Check out Brian Tong. He's modeling some wearable tech.
Here we go! It's starting.
Folks on deck: James Park, CEO Fitbit; Matt Rogers, Founder and VP and Engineering, Nest and Michael Buckwald, Founder and CEO, Leap Motion
First up a segment from Kara Tsuboi.
Motion sensing devices becoming big in devices, starting with video games.
Mentions of Leap Motion, Fitbit and Nest, of course.
Of all the things we're seeing here "you're freaking out people the most," Brian says to Michael Buckwald.
Brian: all of these panelists are taking is back to being children.
Looking at Brian Tong's look at the smart glasses he's wearing.
Brian Tong: an app links to the glasses. It has a tiny micro display that replicates the smartphone display. Vuzix Smart Glasses.
Brian Cooley: it's a more understandable leap from Google Glass.
Lindsey to the panelists: How has the smart phone made it easier for your interfaces?
Matt Rogers says it's a big part of Nest because it allows for interaction.
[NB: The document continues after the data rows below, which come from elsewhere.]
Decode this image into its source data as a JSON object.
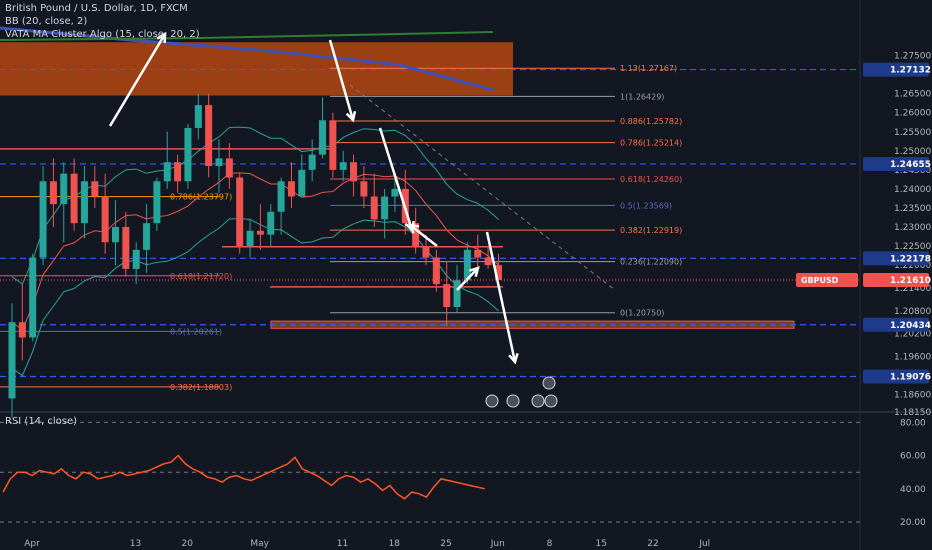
{
  "legend": {
    "symbol": "British Pound / U.S. Dollar, 1D, FXCM",
    "bb": "BB (20, close, 2)",
    "vata": "VATA MA Cluster Algo (15, close, 20, 2)",
    "rsi": "RSI (14, close)"
  },
  "colors": {
    "background": "#131722",
    "up": "#26a69a",
    "down": "#ef5350",
    "blue_level": "#2962ff",
    "fib": "#ff7043",
    "zone": "#a0522d",
    "rsi": "#ff5722",
    "arrow": "#ffffff"
  },
  "chart_data": [
    {
      "type": "candlestick",
      "title": "British Pound / U.S. Dollar, 1D, FXCM",
      "ylim": [
        1.1775,
        1.2785
      ],
      "price_ticks": [
        "1.27500",
        "1.26500",
        "1.26000",
        "1.25500",
        "1.25000",
        "1.24500",
        "1.24000",
        "1.23500",
        "1.23000",
        "1.22500",
        "1.22000",
        "1.21400",
        "1.20800",
        "1.20200",
        "1.19600",
        "1.18600",
        "1.18150"
      ],
      "price_tick_values": [
        1.275,
        1.265,
        1.26,
        1.255,
        1.25,
        1.245,
        1.24,
        1.235,
        1.23,
        1.225,
        1.22,
        1.214,
        1.208,
        1.202,
        1.196,
        1.186,
        1.1815
      ],
      "x_ticks": [
        "Apr",
        "13",
        "20",
        "May",
        "11",
        "18",
        "25",
        "Jun",
        "8",
        "15",
        "22",
        "Jul"
      ],
      "x_tick_index": [
        0,
        10,
        15,
        22,
        30,
        35,
        40,
        45,
        50,
        55,
        60,
        65
      ],
      "current_price": {
        "label": "GBPUSD",
        "value": "1.21610",
        "price": 1.2161
      },
      "blue_levels": [
        {
          "label": "1.27132",
          "price": 1.27132
        },
        {
          "label": "1.24655",
          "price": 1.24655
        },
        {
          "label": "1.22178",
          "price": 1.22178
        },
        {
          "label": "1.20434",
          "price": 1.20434
        },
        {
          "label": "1.19076",
          "price": 1.19076
        }
      ],
      "fib_levels": [
        {
          "label": "1.13(1.27167)",
          "price": 1.27167
        },
        {
          "label": "1(1.26429)",
          "price": 1.26429
        },
        {
          "label": "0.886(1.25782)",
          "price": 1.25782
        },
        {
          "label": "0.786(1.25214)",
          "price": 1.25214
        },
        {
          "label": "0.618(1.24260)",
          "price": 1.2426
        },
        {
          "label": "0.5(1.23569)",
          "price": 1.23569
        },
        {
          "label": "0.382(1.22919)",
          "price": 1.22919
        },
        {
          "label": "0.236(1.22090)",
          "price": 1.2209
        },
        {
          "label": "0(1.20750)",
          "price": 1.2075
        }
      ],
      "fib_levels_left": [
        {
          "label": "0.786(1.23797)",
          "price": 1.23797
        },
        {
          "label": "0.618(1.21720)",
          "price": 1.2172
        },
        {
          "label": "0.5(1.20261)",
          "price": 1.20261
        },
        {
          "label": "0.382(1.18803)",
          "price": 1.18803
        }
      ],
      "zones": [
        {
          "name": "upper-zone",
          "from": 1.2645,
          "to": 1.2785
        },
        {
          "name": "lower-zone",
          "from": 1.2034,
          "to": 1.2053
        }
      ],
      "candles": [
        [
          1.185,
          1.21,
          1.18,
          1.205
        ],
        [
          1.205,
          1.215,
          1.195,
          1.201
        ],
        [
          1.201,
          1.223,
          1.2,
          1.222
        ],
        [
          1.222,
          1.246,
          1.22,
          1.242
        ],
        [
          1.242,
          1.248,
          1.23,
          1.236
        ],
        [
          1.236,
          1.247,
          1.226,
          1.244
        ],
        [
          1.244,
          1.248,
          1.229,
          1.231
        ],
        [
          1.231,
          1.246,
          1.227,
          1.242
        ],
        [
          1.242,
          1.246,
          1.235,
          1.238
        ],
        [
          1.238,
          1.244,
          1.223,
          1.226
        ],
        [
          1.226,
          1.237,
          1.22,
          1.23
        ],
        [
          1.23,
          1.234,
          1.217,
          1.219
        ],
        [
          1.219,
          1.226,
          1.215,
          1.224
        ],
        [
          1.224,
          1.236,
          1.218,
          1.231
        ],
        [
          1.231,
          1.243,
          1.229,
          1.242
        ],
        [
          1.242,
          1.255,
          1.24,
          1.247
        ],
        [
          1.247,
          1.249,
          1.239,
          1.242
        ],
        [
          1.242,
          1.257,
          1.24,
          1.256
        ],
        [
          1.256,
          1.265,
          1.253,
          1.262
        ],
        [
          1.262,
          1.265,
          1.243,
          1.246
        ],
        [
          1.246,
          1.253,
          1.239,
          1.248
        ],
        [
          1.248,
          1.252,
          1.24,
          1.243
        ],
        [
          1.243,
          1.244,
          1.223,
          1.225
        ],
        [
          1.225,
          1.232,
          1.222,
          1.229
        ],
        [
          1.229,
          1.236,
          1.224,
          1.228
        ],
        [
          1.228,
          1.236,
          1.225,
          1.234
        ],
        [
          1.234,
          1.243,
          1.228,
          1.242
        ],
        [
          1.242,
          1.247,
          1.235,
          1.238
        ],
        [
          1.238,
          1.249,
          1.238,
          1.245
        ],
        [
          1.245,
          1.253,
          1.242,
          1.249
        ],
        [
          1.249,
          1.264,
          1.248,
          1.258
        ],
        [
          1.258,
          1.26,
          1.243,
          1.245
        ],
        [
          1.245,
          1.25,
          1.242,
          1.247
        ],
        [
          1.247,
          1.249,
          1.238,
          1.242
        ],
        [
          1.242,
          1.246,
          1.235,
          1.238
        ],
        [
          1.238,
          1.244,
          1.23,
          1.232
        ],
        [
          1.232,
          1.24,
          1.227,
          1.238
        ],
        [
          1.238,
          1.244,
          1.234,
          1.24
        ],
        [
          1.24,
          1.245,
          1.228,
          1.231
        ],
        [
          1.231,
          1.235,
          1.223,
          1.225
        ],
        [
          1.225,
          1.228,
          1.22,
          1.222
        ],
        [
          1.222,
          1.224,
          1.213,
          1.215
        ],
        [
          1.215,
          1.221,
          1.204,
          1.209
        ],
        [
          1.209,
          1.22,
          1.2075,
          1.216
        ],
        [
          1.216,
          1.226,
          1.215,
          1.224
        ],
        [
          1.224,
          1.228,
          1.218,
          1.222
        ],
        [
          1.222,
          1.225,
          1.219,
          1.22
        ],
        [
          1.22,
          1.223,
          1.214,
          1.2161
        ]
      ],
      "rsi": {
        "ticks": [
          "80.00",
          "60.00",
          "40.00",
          "20.00"
        ],
        "tick_values": [
          80,
          60,
          40,
          20
        ],
        "levels": [
          80,
          50,
          20
        ],
        "values": [
          38,
          46,
          50,
          50,
          48,
          51,
          50,
          49,
          52,
          48,
          46,
          50,
          49,
          46,
          47,
          48,
          50,
          48,
          49,
          50,
          51,
          53,
          55,
          56,
          60,
          55,
          52,
          50,
          47,
          46,
          44,
          47,
          48,
          46,
          45,
          47,
          49,
          51,
          53,
          55,
          59,
          52,
          50,
          48,
          45,
          42,
          46,
          48,
          47,
          44,
          46,
          43,
          39,
          42,
          37,
          34,
          38,
          37,
          35,
          41,
          46,
          45,
          44,
          43,
          42,
          41,
          40
        ]
      }
    }
  ]
}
Brian Cooley: What's the integration plan? Don't all of you want to be out of the hardware business eventually?
Matt: there's a natural progression of technology, but there's still some things in our lives that people are used to.
Matt: We love being in the hardware business.
Brian Cooley to Michael Buckwald: moving toward other integration?
Michael: Want to make sure users don't have to carry around a big device to use their product, but there is room for that.
Brian Cooley asks James Park about Fitbit's usability
Talking about how Leap Motion filters out noise when it comes to motion.
Back to Brian Tong and taking a look into his brain.
A brain sensing headband from Muse.
Brain sensing technology lets you see what's going on in your own head and use that information.
Ultimately, Muse wants to make that a way to control appliances in your home, etc.
Brian Tong is feeling the headband. Muse is having a party where people will be able to pour beer with their minds.
Lindsey to the panel: wild stories of product use.
Matt: A man in Arizona who was away from his home, in an area that was on fire, was able to check on his house while away.
James: Parents turned falling asleep first into a competition among their kids. They used Fitbit to see who could fall asleep first.
Michael: People who can't use regular ways to engage with technology, i.e., games, social media.
Michael: the goal of Leap Motion is to feel like your arm is an extension of your computer.
Brian Cooley asks panels about getting the word out to customers when they feel comfortable with keyboards, mouse, etc.
Matt: Letting people see the product in action.
Cooley showing off the Nest.
Lindsey talks about what got her into the Nest. She reviewed it for CNET.